Some diseases and medications cause dogs to develop eating habits that are
downright out of the ordinary for them. A dog who has never been a food thief
and suddenly starts raiding the garbage can or stealing food off the dinner table
is telling you she needs a checkup or an adjustment of her medication.
A dog who starts drinking water like a fish could be developing diabetes or
kidney disease. You may not be able to notice the dog's extra water
consumption easily, but you should be able to pick up her increased intake by
paying careful attention to what comes out the other end. She'll be producing
much larger amounts of urine and have to go outside more often. She may also
start having accidents in the house.
A healthy dog has a thick, shiny coat. A dull coat or one with rough, dry, or
bald patches is a sign that something's not right. The problem could be the type
of food your dog is eating, a flea allergy, or another skin problem. Whatever the
case, your vet's advice will help put your pooch back on the right track.
A more subtle sign of illness is what veterinary texts call "lethargy." (In simple
terms, it means laziness or sluggishness.) A dog who's lethargic might show no
interest in going for a walk, even though that's usually the highlight of her day.
She doesn't want to play, not even her favorite game of fetch the tennis ball.
Now, sometimes lethargy can be chalked up to a hot day, being sore after an
extra long walk, or just feeling out of sorts. If it continues for more than two
days, though, talk to your vet.
A familiar and not-so-subtle sign of illness is vomiting. Vomiting is not as
dramatic a thing in the dog world as it is for us, and dogs may even vomit
deliberately to get rid of something that doesn't agree with them (yesterday's
garbage, for instance). Occasional mild vomiting usually isn't anything to worry
about. But if your dog vomits frequently or several times in a row, has a fever,
seems to be depressed or in pain, or has bloody or forceful vomit, you should
call the vet immediately.
Finally, go on poop patrol. As unpleasant at it may sound, your dog's stool is a
clue to her health. A healthy dog's stools are small, firm, and moist. Dry, hard
stools that cause your dog to strain on elimination may be a sign your dog isn't
getting enough water, or it may be a hint of another dietary or health problem.

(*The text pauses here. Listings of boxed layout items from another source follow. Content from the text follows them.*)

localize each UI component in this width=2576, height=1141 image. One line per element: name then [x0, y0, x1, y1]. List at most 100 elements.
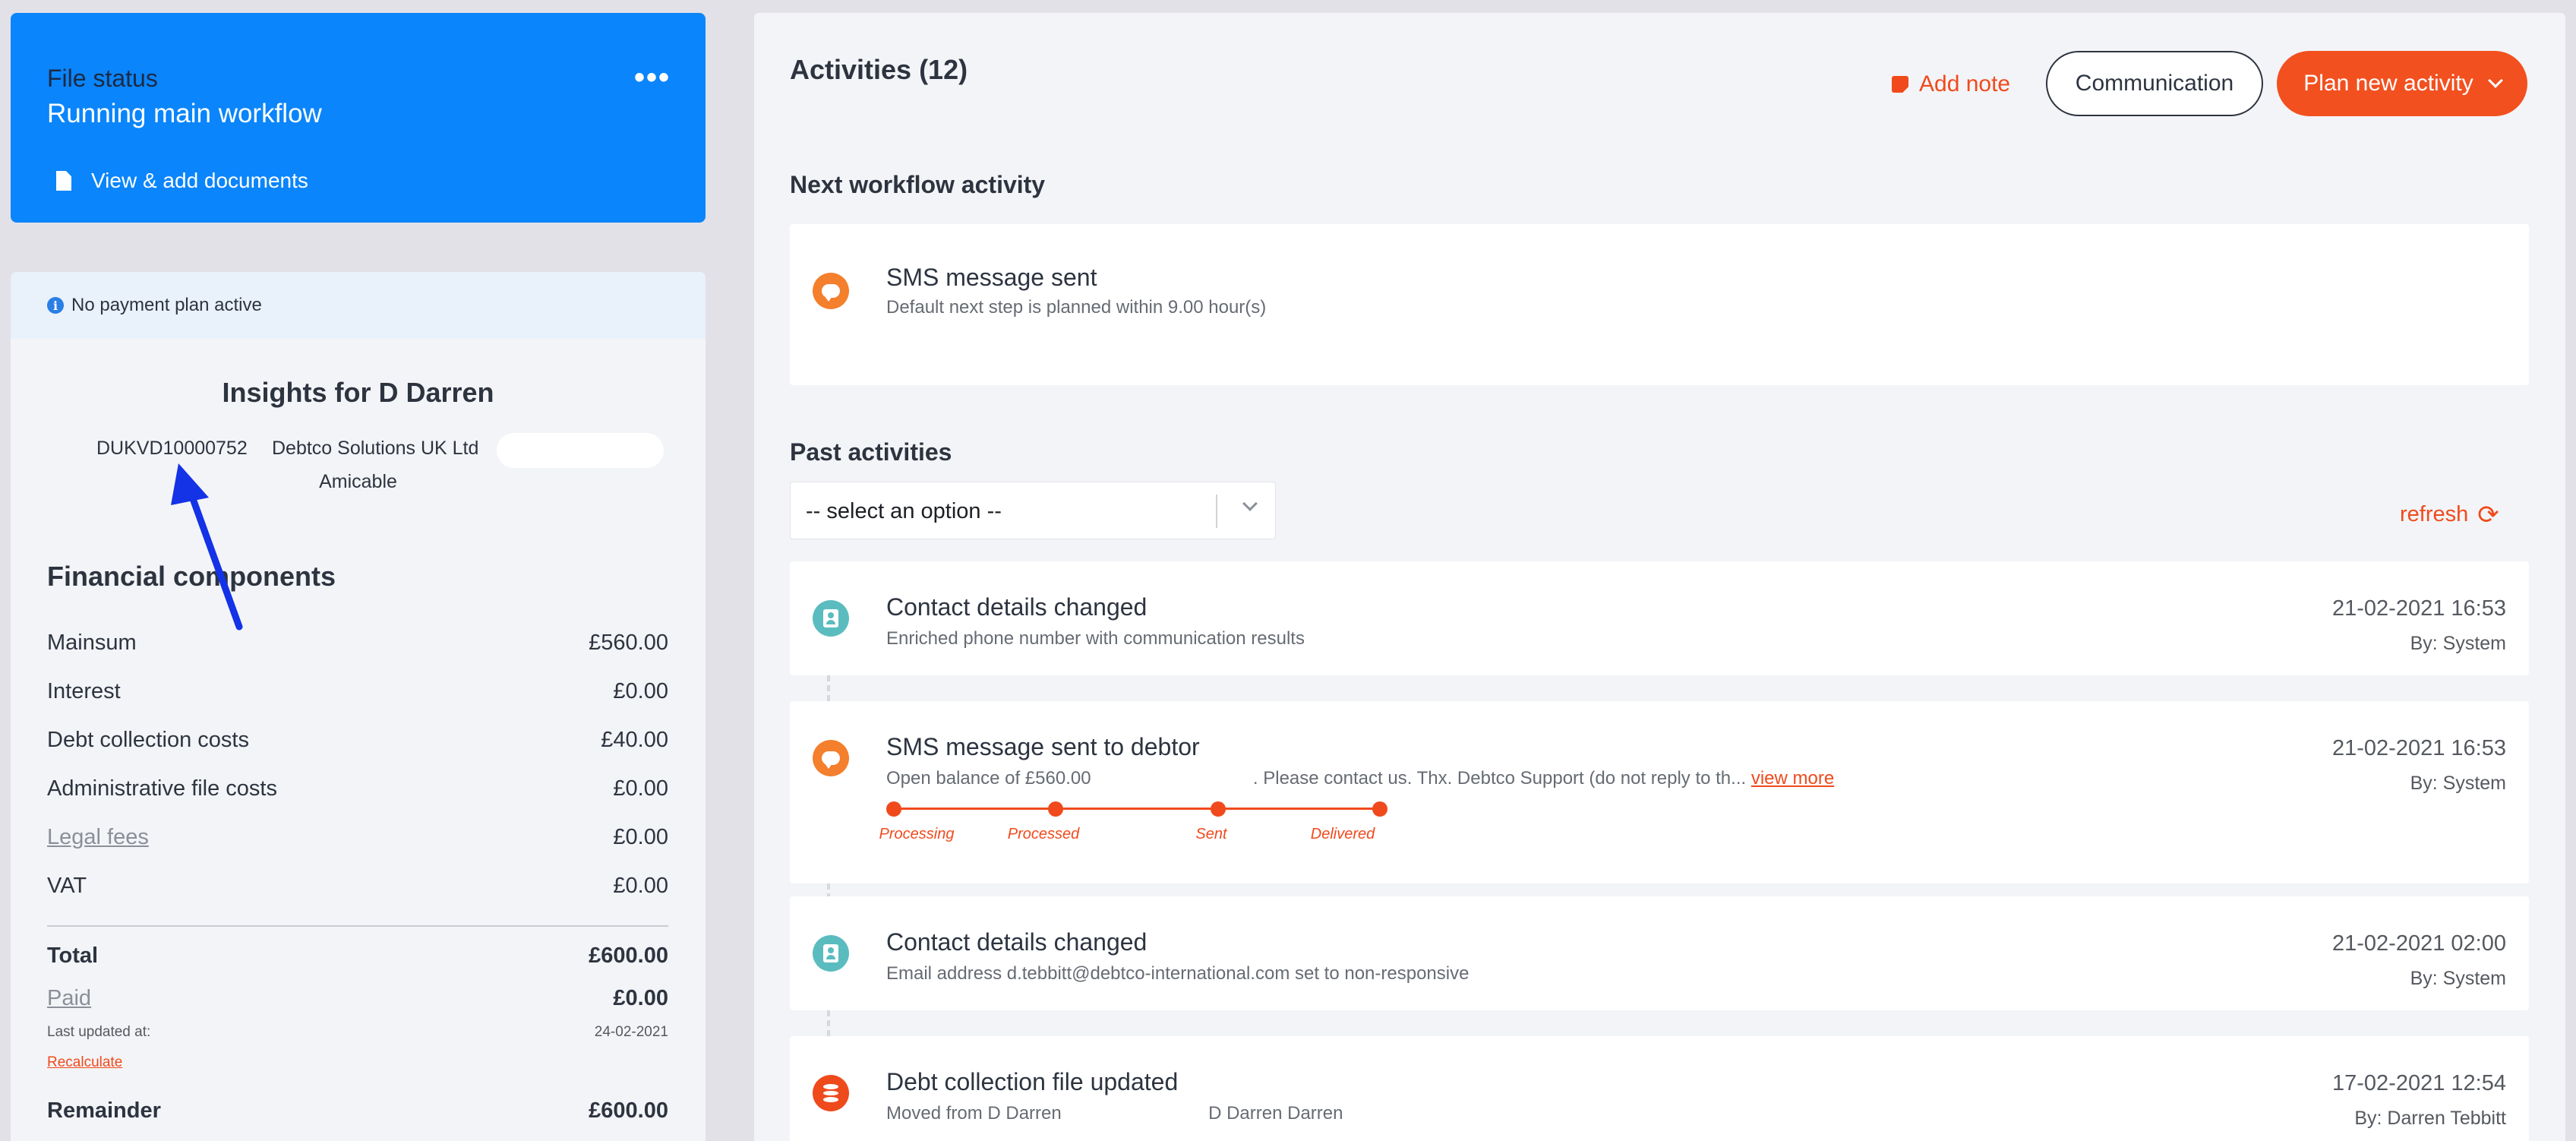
company-name: Debtco Solutions UK Ltd	[272, 438, 479, 459]
fin-row-label: Administrative file costs	[47, 776, 277, 801]
timeline-connector	[827, 1010, 830, 1036]
total-value: £600.00	[589, 943, 668, 968]
insights-title: Insights for D Darren	[222, 377, 494, 408]
view-more-link[interactable]: view more	[1751, 768, 1834, 789]
insights-card: i No payment plan active Insights for D …	[11, 272, 706, 1141]
refresh-button[interactable]: refresh ⟳	[2400, 500, 2499, 529]
past-activities-title: Past activities	[790, 438, 952, 466]
fin-row-value: £560.00	[589, 631, 668, 655]
select-separator	[1216, 495, 1217, 528]
activity-item[interactable]: Contact details changed Enriched phone n…	[790, 561, 2529, 675]
fin-row-label: VAT	[47, 874, 87, 898]
fin-row-interest: Interest £0.00	[47, 679, 668, 704]
view-add-documents-link[interactable]: View & add documents	[56, 169, 308, 193]
contact-icon	[813, 935, 849, 972]
financial-components-title: Financial components	[47, 561, 336, 592]
fin-row-debt-collection-costs: Debt collection costs £40.00	[47, 728, 668, 753]
remainder-label: Remainder	[47, 1098, 161, 1123]
fin-row-vat: VAT £0.00	[47, 874, 668, 899]
total-label: Total	[47, 943, 99, 968]
add-note-button[interactable]: Add note	[1892, 71, 2010, 97]
fin-row-label: Debt collection costs	[47, 728, 249, 752]
tracker-dot	[1211, 801, 1226, 817]
next-workflow-title: Next workflow activity	[790, 171, 1046, 198]
fin-row-administrative-costs: Administrative file costs £0.00	[47, 776, 668, 801]
contact-icon	[813, 600, 849, 637]
activity-author: By: System	[2410, 773, 2506, 794]
activity-subtitle: Open balance of £560.00 . Please contact…	[886, 768, 1834, 789]
tracker-dot	[1372, 801, 1387, 817]
tracker-line	[895, 808, 1385, 810]
payment-plan-notice-text: No payment plan active	[71, 295, 262, 315]
tracker-step-processing: Processing	[879, 826, 955, 842]
status-pill	[497, 433, 664, 468]
select-value: -- select an option --	[806, 499, 1002, 523]
tracker-step-delivered: Delivered	[1310, 826, 1375, 842]
sms-balance-text: Open balance of £560.00	[886, 768, 1091, 789]
fin-row-label: Mainsum	[47, 631, 137, 655]
tracker-dot	[1048, 801, 1063, 817]
fin-row-value: £0.00	[613, 874, 668, 898]
activity-filter-select[interactable]: -- select an option --	[790, 482, 1276, 539]
financial-divider	[47, 925, 668, 927]
file-status-label: File status	[47, 65, 158, 92]
activity-title: SMS message sent	[886, 264, 1097, 291]
activity-author: By: System	[2410, 968, 2506, 989]
paid-link[interactable]: Paid	[47, 986, 91, 1011]
more-dots-icon[interactable]: •••	[634, 62, 671, 93]
moved-to-text: D Darren Darren	[1208, 1103, 1343, 1124]
fin-row-value: £0.00	[613, 679, 668, 703]
activity-date: 17-02-2021 12:54	[2332, 1071, 2506, 1095]
tracker-step-processed: Processed	[1007, 826, 1080, 842]
payment-plan-notice: i No payment plan active	[11, 272, 706, 339]
activity-subtitle: Default next step is planned within 9.00…	[886, 297, 1267, 318]
fin-row-label: Interest	[47, 679, 121, 703]
fin-row-value: £0.00	[613, 825, 668, 849]
activities-panel: Activities (12) Add note Communication P…	[754, 13, 2565, 1141]
tracker-step-sent: Sent	[1195, 826, 1227, 842]
plan-new-activity-button[interactable]: Plan new activity	[2277, 51, 2527, 116]
chevron-down-icon	[2487, 73, 2503, 88]
fin-row-remainder: Remainder £600.00	[47, 1098, 668, 1124]
last-updated-label: Last updated at:	[47, 1024, 151, 1040]
chevron-down-icon	[1242, 496, 1258, 513]
info-icon: i	[47, 297, 64, 314]
note-icon	[1892, 76, 1908, 93]
activity-subtitle: Email address d.tebbitt@debtco-internati…	[886, 963, 1470, 984]
paid-value: £0.00	[613, 986, 668, 1010]
refresh-icon: ⟳	[2477, 500, 2499, 529]
activity-date: 21-02-2021 16:53	[2332, 736, 2506, 760]
activity-date: 21-02-2021 02:00	[2332, 931, 2506, 956]
communication-button[interactable]: Communication	[2046, 51, 2263, 116]
activity-date: 21-02-2021 16:53	[2332, 596, 2506, 621]
activity-title: Contact details changed	[886, 593, 1148, 621]
fin-row-mainsum: Mainsum £560.00	[47, 631, 668, 656]
fin-row-total: Total £600.00	[47, 943, 668, 969]
activity-subtitle: Moved from D Darren D Darren Darren	[886, 1103, 1343, 1124]
file-id: DUKVD10000752	[96, 438, 248, 459]
activities-title: Activities (12)	[790, 54, 968, 85]
fin-row-paid: Paid £0.00	[47, 986, 668, 1011]
activity-title: Debt collection file updated	[886, 1068, 1179, 1095]
remainder-value: £600.00	[589, 1098, 668, 1123]
activity-author: By: System	[2410, 633, 2506, 654]
activity-item[interactable]: SMS message sent to debtor Open balance …	[790, 701, 2529, 883]
fin-row-value: £40.00	[601, 728, 668, 752]
view-add-documents-label: View & add documents	[91, 169, 308, 192]
tracker-dot	[886, 801, 901, 817]
activity-subtitle: Enriched phone number with communication…	[886, 628, 1305, 649]
next-activity-card[interactable]: SMS message sent Default next step is pl…	[790, 224, 2529, 385]
activity-item[interactable]: Contact details changed Email address d.…	[790, 896, 2529, 1010]
timeline-connector	[827, 675, 830, 701]
recalculate-link[interactable]: Recalculate	[47, 1054, 122, 1071]
activity-item[interactable]: Debt collection file updated Moved from …	[790, 1036, 2529, 1141]
plan-new-activity-label: Plan new activity	[2303, 71, 2473, 96]
delivery-tracker: Processing Processed Sent Delivered	[879, 800, 1387, 845]
legal-fees-link[interactable]: Legal fees	[47, 825, 149, 850]
file-status-card: File status Running main workflow ••• Vi…	[11, 13, 706, 223]
activity-title: SMS message sent to debtor	[886, 733, 1200, 760]
document-icon	[56, 171, 71, 191]
file-type: Amicable	[319, 471, 397, 492]
file-status-value: Running main workflow	[47, 99, 322, 128]
sms-message-text: . Please contact us. Thx. Debtco Support…	[1252, 768, 1747, 789]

Squiggly, rice-shaped segments in the feces indicate worms. It's not unusual for
an occasional stool to be loose or liquid or to contain mucous or even a tinge
of blood. But diarrhea, straining, or mucous- or blood-tinged stool lasting more
than two days should prompt a visit to the vet. If the elimination problem is
accompanied by other signs -- fever, vomiting, lethargy, loss of appetite, bloody
diarrhea -- call the vet immediately.